Campbell opposes offshore drilling and supports desert-protection laws. At the same time, he rises above the humdrum level of garden-variety liberal Republicanism. Seeing Congress at work in his first term made a fiscal conservative of him in his second. He now has a proposal to link spending cuts to automatic reductions in the income tax rate--a proposal that might at last succeed in bringing the neglected taxpayer to the bargaining table of budget negotiations. Unlike some prominent (and anti-defense) Democrats, he did not resist the recommended closure of a military base in his district. He supports the “Brilliant Pebbles” strategic defense program.
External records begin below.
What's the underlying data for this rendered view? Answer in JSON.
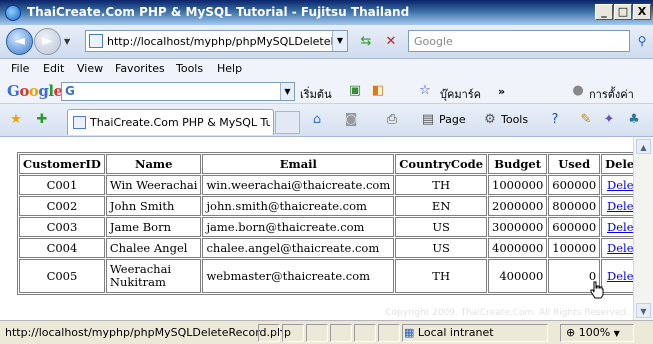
{
  "window": {
    "title": "ThaiCreate.Com PHP & MySQL Tutorial - Fujitsu Thailand",
    "minimize": "_",
    "maximize": "□",
    "close": "X"
  },
  "address": {
    "url": "http://localhost/myphp/phpMySQLDeleteRecord",
    "search_placeholder": "Google"
  },
  "menu": [
    "File",
    "Edit",
    "View",
    "Favorites",
    "Tools",
    "Help"
  ],
  "google_toolbar": {
    "logo": "Google",
    "start_label": "เริ่มต้น",
    "bookmarks_label": "บุ๊คมาร์ค",
    "settings_label": "การตั้งค่า"
  },
  "tabbar": {
    "tab_title": "ThaiCreate.Com PHP & MySQL Tut...",
    "page_label": "Page",
    "tools_label": "Tools"
  },
  "table": {
    "headers": [
      "CustomerID",
      "Name",
      "Email",
      "CountryCode",
      "Budget",
      "Used",
      "Delete"
    ],
    "rows": [
      {
        "id": "C001",
        "name": "Win Weerachai",
        "email": "win.weerachai@thaicreate.com",
        "country": "TH",
        "budget": "1000000",
        "used": "600000",
        "delete": "Delete"
      },
      {
        "id": "C002",
        "name": "John Smith",
        "email": "john.smith@thaicreate.com",
        "country": "EN",
        "budget": "2000000",
        "used": "800000",
        "delete": "Delete"
      },
      {
        "id": "C003",
        "name": "Jame Born",
        "email": "jame.born@thaicreate.com",
        "country": "US",
        "budget": "3000000",
        "used": "600000",
        "delete": "Delete"
      },
      {
        "id": "C004",
        "name": "Chalee Angel",
        "email": "chalee.angel@thaicreate.com",
        "country": "US",
        "budget": "4000000",
        "used": "100000",
        "delete": "Delete"
      },
      {
        "id": "C005",
        "name": "Weerachai Nukitram",
        "email": "webmaster@thaicreate.com",
        "country": "TH",
        "budget": "400000",
        "used": "0",
        "delete": "Delete"
      }
    ]
  },
  "watermark": "Copyright 2009. ThaiCreate.Com. All Rights Reserved.",
  "status": {
    "text": "http://localhost/myphp/phpMySQLDeleteRecord.php",
    "zone": "Local intranet",
    "zoom": "100%"
  },
  "colors": {
    "link": "#0000ee",
    "titlebar": "#0a246a"
  }
}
A tenured professor at Stanford, with degrees in law and economics, Campbell is far more intelligent than your average pol. Yet he has mastered the political skill of making everyone he meets feel they are uniquely at the center of his attention. Herschensohn is a conservative idea man, more comfortable discussing “sunset” legislation and tax-reform proposals than bracing himself to do what big-state candidates have to do to survive: solicit money. Campbell, by contrast, has that rare quality of earnest and sincere ambition that is essential in big-state politics. Herschensohn’s support is the more intense, but, at the moment, polls suggest that Campbell, who has raised a good deal more money, will win. If he does, determination more than ideology will probably have been the decisive factor.

Tom Campbell may be on the verge of showing that professionalism, whether by a professional politician or an “outsider,” is the deciding factor. It’s not a matter of who has a better grasp of the relevant issues, but of who works harder at it.